Urteil vom 4. Oktober 2001
 
in Sachen
 
1. D. S.________,
2. C. S.________,
3. Y. S.________,
Beschwerdeführerinnen, Erbinnen des H. S.________, 1948, gestorben am 11. Januar 2000, alle vertreten durch die Visura Treuhand-Gesellschaft, Fabrikstrasse 50, 8031 Zürich,
gegen
Ausgleichskasse des Kantons Zürich, Röntgenstrasse 17, 8005 Zürich, Beschwerdegegnerin,
 
und
Sozialversicherungsgericht des Kantons Zürich, Winterthur
 
A.- Der 1948 geborene H. S.________ war als Selbstständigerwerbender der Ausgleichskasse des Kantons Zürich angeschlossen. Gestützt auf die Meldungen des kantonalen Steueramtes X. vom 11. April 1997 über die in den Jahren 1989/1990 und 1991/1992 erzielten Einkünfte sowie das am 1. Januar 1991 und am 1. Januar 1993 im Betrieb arbeitende Eigenkapital ermittelte die Ausgleichskasse für die Beitragsjahre 1992 und 1993 ein durchschnittliches, beitragspflichtiges Einkommen von Fr. 613 100.- sowie für die Beitragsjahre 1994 und 1995 ein solches von Fr. 0.- und setzte mit Verfügung vom 17. April 1997 die Sozialversicherungsbeiträge für die Beitragsperiode 1992/1993 auf Fr. 59 700. 60 und für die Beitragsperiode 1994/1995 auf Fr. 0.- fest.
 
 
B.- H. S.________ erhob dagegen Beschwerde und liess replicando beantragen, die angefochtenen Verfügungen seien aufzuheben und er sei per 31. Dezember 1991 aus der Kassenmitgliedschaft als Selbstständigerwerbender zu entlassen; eventuell sei die Sache an die Ausgleichskasse zurückzuweisen, damit sie nach Neufestsetzung des im Betrieb investierten Eigenkapitals über die Beitragspflicht neu verfüge.
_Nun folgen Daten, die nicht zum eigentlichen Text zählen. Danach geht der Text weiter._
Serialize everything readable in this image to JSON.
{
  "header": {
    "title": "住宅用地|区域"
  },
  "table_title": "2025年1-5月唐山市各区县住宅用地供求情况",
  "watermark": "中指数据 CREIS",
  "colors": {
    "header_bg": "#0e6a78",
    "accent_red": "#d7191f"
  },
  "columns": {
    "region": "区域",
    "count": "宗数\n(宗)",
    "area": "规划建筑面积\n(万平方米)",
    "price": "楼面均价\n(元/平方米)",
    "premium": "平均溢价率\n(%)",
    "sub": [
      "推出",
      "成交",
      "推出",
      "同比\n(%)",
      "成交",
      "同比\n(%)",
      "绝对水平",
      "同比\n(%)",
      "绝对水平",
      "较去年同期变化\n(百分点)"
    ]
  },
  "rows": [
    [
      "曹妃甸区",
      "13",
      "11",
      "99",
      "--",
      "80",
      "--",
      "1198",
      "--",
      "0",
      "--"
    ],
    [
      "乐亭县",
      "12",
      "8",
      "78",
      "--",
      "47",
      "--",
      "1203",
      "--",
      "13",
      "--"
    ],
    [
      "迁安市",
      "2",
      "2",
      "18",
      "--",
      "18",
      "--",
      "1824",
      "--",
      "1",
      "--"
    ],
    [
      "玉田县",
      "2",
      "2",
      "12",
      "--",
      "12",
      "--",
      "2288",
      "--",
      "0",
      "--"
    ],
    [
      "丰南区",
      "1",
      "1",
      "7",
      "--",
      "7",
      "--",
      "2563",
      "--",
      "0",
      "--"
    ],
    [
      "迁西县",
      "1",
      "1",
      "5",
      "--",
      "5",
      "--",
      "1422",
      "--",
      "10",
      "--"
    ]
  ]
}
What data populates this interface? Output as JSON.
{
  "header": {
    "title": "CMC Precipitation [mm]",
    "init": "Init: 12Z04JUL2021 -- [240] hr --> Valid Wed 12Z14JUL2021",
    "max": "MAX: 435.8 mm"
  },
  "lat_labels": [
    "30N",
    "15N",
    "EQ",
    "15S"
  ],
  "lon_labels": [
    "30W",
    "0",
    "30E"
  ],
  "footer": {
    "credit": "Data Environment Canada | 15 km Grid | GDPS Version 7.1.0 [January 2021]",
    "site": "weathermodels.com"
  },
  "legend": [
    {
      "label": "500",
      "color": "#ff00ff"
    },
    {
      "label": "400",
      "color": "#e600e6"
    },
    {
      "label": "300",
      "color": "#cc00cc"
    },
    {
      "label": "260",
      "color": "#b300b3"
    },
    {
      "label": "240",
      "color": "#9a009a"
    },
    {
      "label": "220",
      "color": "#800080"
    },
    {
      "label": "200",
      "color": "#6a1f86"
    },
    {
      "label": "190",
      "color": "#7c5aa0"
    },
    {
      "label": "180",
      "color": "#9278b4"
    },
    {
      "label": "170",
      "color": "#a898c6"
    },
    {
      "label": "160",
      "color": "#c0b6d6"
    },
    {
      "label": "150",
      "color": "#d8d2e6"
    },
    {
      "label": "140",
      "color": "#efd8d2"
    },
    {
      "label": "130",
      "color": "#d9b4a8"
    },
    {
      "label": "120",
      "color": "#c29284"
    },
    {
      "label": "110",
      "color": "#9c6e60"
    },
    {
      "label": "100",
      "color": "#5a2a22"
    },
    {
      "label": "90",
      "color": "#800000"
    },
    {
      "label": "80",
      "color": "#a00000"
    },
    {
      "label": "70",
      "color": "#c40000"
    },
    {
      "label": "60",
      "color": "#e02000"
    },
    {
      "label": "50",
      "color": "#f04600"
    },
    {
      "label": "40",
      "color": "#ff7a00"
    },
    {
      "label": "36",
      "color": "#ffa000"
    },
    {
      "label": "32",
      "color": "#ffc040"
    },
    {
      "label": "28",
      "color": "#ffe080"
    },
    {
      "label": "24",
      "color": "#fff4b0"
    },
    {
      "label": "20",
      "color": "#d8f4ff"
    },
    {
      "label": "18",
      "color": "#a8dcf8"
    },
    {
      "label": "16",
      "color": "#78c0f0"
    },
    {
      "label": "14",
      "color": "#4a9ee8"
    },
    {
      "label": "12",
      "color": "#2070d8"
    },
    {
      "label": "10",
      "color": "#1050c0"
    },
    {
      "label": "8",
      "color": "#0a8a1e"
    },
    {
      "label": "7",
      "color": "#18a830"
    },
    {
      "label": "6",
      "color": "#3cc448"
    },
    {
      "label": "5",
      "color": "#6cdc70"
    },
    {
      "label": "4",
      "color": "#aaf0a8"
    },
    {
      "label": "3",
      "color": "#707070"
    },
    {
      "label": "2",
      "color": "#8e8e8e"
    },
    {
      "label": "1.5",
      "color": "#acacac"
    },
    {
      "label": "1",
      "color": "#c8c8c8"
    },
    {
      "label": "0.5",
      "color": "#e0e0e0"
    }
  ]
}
Mit Entscheid vom 10. Januar 2000 wies das Sozialversicherungsgericht des Kantons Zürich die Beschwerde ab.
 
C.- H. S.________ verstarb am 11. Januar 2000. Seine Erben liessen Verwaltungsgerichtsbeschwerde führen und sinngemäss das vorinstanzliche Eventualbegehren erneuern.
Die Ausgleichskasse hat auf eine Stellungnahme verzichtet.
Das Bundesamt für Sozialversicherung (BSV) lässt sich nicht vernehmen.
 
Das Eidg. Versicherungsgericht zieht in Erwägung:
 
1.- Da keine Versicherungsleistungen streitig sind, hat das Eidgenössische Versicherungsgericht nur zu prüfen, ob der vorinstanzliche Entscheid Bundesrecht verletzt, einschliesslich Überschreitung oder Missbrauch des Ermessens, oder ob der rechtserhebliche Sachverhalt offensichtlich unrichtig, unvollständig oder unter Verletzung wesentlicher Verfahrensbestimmungen festgestellt worden ist (Art. 132 in Verbindung mit Art. 104 lit. a und b sowie Art. 105 Abs. 2 OG).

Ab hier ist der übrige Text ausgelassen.